Margherita (Margherita Buy), una regista di successo che sta lavorando a un film con protagonista un famoso attore americano, non ha consapevolezza della propria condizione e sente i bisogni lavorativi come primari, né tanto meno è capace di articolare un discorso di identità e rivendicazioni. Margherita è il prototipo di un nuovo guerriero. La donna si è da poco separata dal marito, Vittorio (Enrico Ianniello), ed è anche alle prese con i problemi adolescenziali della figlia Livia (Beatrice Mancini). Inoltre, insieme al fratello Giovanni (Nanni Moretti) deve accudire la madre Ada (Giulia Lazzarini), gravemente malata. In Margherita vi è l’urgenza dell’agire. Proprio in virtù del suo essere fuori da ogni schema, la guerra della donna contro i suoi simili diventa strumento di denuncia e di riflessione. In questo senso, Mia madre è il film più estremo e compiuto degli ultimi anni, privo di barriere e di distanze, quasi privo di parole e carico di umori, capace di riportare l’uomo alla sua origine. Margherita, Giovanni, Vittorio, Ada e Beatrice si muovono in uno spazio destrutturato, fra città anonime che oramai si assomigliano tutte, assurte alla dimensione sociologica dei “non-luoghi” e dello spazio “aperto”.

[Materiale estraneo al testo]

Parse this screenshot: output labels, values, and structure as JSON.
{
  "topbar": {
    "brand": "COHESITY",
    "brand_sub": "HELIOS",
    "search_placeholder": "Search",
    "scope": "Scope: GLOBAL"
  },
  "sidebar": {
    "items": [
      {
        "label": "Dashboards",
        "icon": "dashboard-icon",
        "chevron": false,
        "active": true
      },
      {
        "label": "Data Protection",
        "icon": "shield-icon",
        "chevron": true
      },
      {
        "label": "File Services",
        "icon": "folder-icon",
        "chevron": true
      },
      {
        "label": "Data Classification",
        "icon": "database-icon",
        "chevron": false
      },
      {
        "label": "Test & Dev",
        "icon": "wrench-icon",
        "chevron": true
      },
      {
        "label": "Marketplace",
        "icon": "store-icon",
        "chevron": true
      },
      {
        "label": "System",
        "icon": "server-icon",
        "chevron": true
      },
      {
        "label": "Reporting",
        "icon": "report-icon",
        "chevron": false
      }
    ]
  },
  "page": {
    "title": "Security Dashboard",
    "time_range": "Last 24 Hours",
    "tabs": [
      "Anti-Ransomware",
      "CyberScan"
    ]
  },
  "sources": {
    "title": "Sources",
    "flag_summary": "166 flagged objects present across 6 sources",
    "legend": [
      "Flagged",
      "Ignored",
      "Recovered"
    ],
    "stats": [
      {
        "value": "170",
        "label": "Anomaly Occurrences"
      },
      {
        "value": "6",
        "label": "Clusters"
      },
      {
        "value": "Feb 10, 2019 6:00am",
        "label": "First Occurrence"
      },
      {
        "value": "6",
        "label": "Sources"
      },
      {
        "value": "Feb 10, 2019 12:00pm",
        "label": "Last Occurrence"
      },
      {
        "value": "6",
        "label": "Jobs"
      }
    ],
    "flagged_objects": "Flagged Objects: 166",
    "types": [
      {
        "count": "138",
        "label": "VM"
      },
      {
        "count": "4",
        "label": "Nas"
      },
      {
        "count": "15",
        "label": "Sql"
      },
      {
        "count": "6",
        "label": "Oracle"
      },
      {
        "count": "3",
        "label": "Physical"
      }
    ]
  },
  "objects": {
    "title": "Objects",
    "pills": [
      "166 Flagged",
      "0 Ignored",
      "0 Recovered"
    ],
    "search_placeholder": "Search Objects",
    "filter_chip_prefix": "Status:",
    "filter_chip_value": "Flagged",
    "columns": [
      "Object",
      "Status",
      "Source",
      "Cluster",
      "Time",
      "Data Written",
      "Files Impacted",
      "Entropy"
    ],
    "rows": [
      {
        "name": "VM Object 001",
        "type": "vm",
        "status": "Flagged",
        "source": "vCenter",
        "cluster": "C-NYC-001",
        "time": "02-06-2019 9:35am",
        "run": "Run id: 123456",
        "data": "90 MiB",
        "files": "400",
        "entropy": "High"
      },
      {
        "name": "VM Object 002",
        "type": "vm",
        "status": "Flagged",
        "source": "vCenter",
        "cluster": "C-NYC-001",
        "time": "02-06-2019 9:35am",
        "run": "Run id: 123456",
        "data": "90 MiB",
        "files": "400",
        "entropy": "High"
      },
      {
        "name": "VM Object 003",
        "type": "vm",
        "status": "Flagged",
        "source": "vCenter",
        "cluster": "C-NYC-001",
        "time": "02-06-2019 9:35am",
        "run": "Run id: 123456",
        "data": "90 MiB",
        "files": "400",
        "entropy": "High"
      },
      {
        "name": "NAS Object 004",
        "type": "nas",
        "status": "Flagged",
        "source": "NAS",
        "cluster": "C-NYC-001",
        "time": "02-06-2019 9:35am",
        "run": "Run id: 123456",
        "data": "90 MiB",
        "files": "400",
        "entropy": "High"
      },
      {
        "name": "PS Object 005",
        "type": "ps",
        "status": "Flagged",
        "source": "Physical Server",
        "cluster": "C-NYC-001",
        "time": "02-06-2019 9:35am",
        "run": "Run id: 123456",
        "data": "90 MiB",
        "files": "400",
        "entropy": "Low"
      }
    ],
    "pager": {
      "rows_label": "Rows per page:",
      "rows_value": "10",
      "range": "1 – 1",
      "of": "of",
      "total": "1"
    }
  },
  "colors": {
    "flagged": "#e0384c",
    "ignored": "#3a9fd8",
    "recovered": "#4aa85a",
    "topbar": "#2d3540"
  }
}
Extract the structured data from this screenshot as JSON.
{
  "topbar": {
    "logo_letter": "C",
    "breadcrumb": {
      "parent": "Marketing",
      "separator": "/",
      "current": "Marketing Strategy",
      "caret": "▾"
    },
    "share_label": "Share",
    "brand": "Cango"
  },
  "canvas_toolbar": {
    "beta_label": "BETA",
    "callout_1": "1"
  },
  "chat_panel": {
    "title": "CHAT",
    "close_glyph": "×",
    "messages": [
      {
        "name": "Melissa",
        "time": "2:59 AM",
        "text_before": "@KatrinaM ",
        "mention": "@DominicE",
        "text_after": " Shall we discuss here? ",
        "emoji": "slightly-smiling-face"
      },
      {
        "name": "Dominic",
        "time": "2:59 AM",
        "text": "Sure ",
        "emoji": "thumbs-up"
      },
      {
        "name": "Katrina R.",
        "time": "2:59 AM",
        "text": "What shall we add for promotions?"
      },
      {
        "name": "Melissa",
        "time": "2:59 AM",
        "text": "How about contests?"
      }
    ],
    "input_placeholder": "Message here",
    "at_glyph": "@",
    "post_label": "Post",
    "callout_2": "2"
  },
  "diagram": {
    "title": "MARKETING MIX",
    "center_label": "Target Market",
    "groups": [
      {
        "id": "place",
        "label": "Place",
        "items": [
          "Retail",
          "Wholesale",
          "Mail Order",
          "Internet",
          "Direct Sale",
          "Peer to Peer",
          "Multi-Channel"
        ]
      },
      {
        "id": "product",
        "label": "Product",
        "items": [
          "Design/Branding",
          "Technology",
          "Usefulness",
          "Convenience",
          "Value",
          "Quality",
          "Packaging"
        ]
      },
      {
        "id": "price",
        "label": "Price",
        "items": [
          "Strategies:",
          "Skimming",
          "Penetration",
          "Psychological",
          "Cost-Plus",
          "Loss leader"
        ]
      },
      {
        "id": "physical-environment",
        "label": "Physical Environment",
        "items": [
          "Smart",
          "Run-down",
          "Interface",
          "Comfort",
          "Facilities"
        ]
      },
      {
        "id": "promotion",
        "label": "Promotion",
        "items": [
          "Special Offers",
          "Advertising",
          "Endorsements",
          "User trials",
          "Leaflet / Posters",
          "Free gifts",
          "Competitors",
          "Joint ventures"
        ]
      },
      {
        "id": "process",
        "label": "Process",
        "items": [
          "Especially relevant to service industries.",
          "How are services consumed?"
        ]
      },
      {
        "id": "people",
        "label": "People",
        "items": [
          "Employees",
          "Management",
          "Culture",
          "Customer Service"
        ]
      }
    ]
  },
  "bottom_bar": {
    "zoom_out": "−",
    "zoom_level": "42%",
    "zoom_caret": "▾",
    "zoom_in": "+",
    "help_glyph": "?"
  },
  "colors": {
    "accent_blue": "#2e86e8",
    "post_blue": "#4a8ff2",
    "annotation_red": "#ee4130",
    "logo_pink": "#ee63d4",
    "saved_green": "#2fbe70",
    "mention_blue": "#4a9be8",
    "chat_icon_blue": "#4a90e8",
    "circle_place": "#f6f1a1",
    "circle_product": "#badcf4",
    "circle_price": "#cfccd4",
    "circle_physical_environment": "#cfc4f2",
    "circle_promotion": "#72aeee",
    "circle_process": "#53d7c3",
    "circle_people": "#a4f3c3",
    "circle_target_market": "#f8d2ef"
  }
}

In ogni produzione di Moretti la fase dell’ideazione si accompagna alla ricerca accanita di una necessità estetica che la giustifichi. Mai come in Moretti una forma archetipa (desunta dall’osservazione della realtà) che struttura il racconto, un’immagine originaria e l’ossessione di quest’ultima il cui senso appare misterioso sono il film. Margherita viene vista come una persona in lotta contro il mondo intero, dando l’impressione allo spettatore di seguire “un soldato da guerra”. Alcune immagini si impongono inconsciamente ai registi durante la lavorazione dei film ed assumono progressivamente un’importanza centrale. Ma, se vogliamo andare più a fondo, rinunciando ai “significati” nella loro dimensione socio-pedagogica e tentando di cogliere un “senso” più profondo in questo rapporto ambivalente fra gli individui, sembra piuttosto che i film di Moretti ci dicano che c’è una parte di socialità e soggettività in ognuno di noi. L’uomo e le sue contraddizioni sono il segreto imperscrutabile, ingiudicabile, motore e fine del cinema di Moretti. Ecco allora che l’uso del fuori-campo (nelle sue molteplici manifestazioni) non è puro manierismo stilistico impiegato per dichiarare la propria cifra autoriale, ma un modo per estrarre della realtà osservata e messa in scena, con la dichiarata presenza della macchina da presa, un’intima istanza comunicativa, il suo segreto.